Neela’s husband Mahabaleshwar was the vice-chairman of Veershaiva Credit Cooperative Bank at Andheri (east), which had become bankrupt due to loans being sanctioned by the bank authorities without proper banking norms being followed.
The EOW arrested Mahabaleshwar and three other functionaries of the bank — namely former vice-president Malikarjun Siddhnal, former chairman Manohar Kori and former manager Basgowda Kadavli — on charges of cheating, breach of trust, criminal conspiracy and forgery. The EOW also froze the bank accounts and seized and sealed lockers belonging to the four and their spouses. Neela’s locker, numbered 598, in Janata Sahakari Bank Ltd, Panchpakahadi, Thane, was one of them.
After the seizure, when Neela’s locker was opened, an amount of Rs 1,0186,000 in denominations of Rs 500 and Rs 1,000 notes was found.
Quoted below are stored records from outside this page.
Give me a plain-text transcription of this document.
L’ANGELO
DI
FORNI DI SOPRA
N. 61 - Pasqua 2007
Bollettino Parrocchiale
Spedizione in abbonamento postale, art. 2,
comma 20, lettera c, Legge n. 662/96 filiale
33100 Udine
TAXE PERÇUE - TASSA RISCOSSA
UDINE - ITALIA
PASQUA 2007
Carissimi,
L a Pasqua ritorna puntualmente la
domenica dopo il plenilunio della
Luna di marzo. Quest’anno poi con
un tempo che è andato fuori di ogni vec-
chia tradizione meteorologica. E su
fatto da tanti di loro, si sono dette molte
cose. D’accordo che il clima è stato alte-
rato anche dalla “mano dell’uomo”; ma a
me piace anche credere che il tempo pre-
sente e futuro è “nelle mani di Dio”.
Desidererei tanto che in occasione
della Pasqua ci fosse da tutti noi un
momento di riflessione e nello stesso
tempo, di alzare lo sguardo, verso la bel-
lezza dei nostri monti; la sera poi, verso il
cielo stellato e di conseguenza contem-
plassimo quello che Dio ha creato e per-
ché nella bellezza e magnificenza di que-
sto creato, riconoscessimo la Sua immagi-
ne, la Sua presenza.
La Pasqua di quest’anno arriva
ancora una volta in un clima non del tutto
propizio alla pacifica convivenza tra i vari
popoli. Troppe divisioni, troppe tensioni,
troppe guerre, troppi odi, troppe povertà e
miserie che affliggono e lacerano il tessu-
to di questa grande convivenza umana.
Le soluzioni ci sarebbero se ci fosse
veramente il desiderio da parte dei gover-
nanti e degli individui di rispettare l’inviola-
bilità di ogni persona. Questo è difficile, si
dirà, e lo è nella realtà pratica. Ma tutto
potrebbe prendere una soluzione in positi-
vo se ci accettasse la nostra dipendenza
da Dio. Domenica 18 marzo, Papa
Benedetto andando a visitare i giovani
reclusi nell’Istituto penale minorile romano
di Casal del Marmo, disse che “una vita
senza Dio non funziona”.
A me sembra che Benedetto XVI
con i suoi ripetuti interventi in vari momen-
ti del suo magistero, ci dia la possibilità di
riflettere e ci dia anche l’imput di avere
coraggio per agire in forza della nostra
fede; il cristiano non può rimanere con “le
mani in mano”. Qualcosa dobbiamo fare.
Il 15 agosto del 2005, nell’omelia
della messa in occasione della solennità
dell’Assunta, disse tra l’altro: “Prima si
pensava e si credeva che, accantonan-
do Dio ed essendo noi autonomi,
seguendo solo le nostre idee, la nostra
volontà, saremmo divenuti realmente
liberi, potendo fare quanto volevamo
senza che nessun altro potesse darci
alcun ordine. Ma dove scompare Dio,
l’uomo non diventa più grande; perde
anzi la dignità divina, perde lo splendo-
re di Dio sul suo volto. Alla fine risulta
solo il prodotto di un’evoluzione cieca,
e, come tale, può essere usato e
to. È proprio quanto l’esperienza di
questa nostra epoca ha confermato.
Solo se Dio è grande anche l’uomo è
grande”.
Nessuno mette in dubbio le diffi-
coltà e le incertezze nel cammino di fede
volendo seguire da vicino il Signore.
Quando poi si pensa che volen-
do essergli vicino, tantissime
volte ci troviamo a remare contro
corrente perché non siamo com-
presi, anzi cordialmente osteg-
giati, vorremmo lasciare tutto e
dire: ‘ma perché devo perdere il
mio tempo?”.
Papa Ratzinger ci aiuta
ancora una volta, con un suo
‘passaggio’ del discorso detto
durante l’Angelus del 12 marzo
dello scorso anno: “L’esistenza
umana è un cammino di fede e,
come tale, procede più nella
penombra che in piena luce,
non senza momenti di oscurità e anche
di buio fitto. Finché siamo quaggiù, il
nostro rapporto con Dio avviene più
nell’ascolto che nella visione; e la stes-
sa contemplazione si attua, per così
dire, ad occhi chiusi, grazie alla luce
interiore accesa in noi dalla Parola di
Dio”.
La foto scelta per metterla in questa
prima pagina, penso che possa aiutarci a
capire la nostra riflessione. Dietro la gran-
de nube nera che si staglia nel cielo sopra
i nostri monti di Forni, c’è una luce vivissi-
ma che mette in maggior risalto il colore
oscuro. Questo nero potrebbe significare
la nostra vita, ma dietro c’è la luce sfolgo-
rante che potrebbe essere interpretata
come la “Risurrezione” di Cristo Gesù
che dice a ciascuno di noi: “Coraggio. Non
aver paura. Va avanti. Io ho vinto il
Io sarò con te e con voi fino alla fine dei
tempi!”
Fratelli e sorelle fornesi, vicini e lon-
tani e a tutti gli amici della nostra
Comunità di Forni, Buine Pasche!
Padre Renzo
Neela’s application prayed that she was neither seeking de-freezing of the locker nor seeking permission to get the currency notes exchanged herself, but was seeking directions to the EOW to get the notes changed lest they lose their value.
But magistrate Sahare noted, “If the amount is kept idle, it would definitely lose its value. But if the applicant is permitted to get the directions to the IO to exchange the currency due to demonetisation and keep it back in the locker, it would amount to money being stacked in the locker. In today’s scenario, where there is a cash crunch in the entire nation, stacking a huge amount of Rs 1.01 crore in the locker will be not in the interest of justice for the public at large.”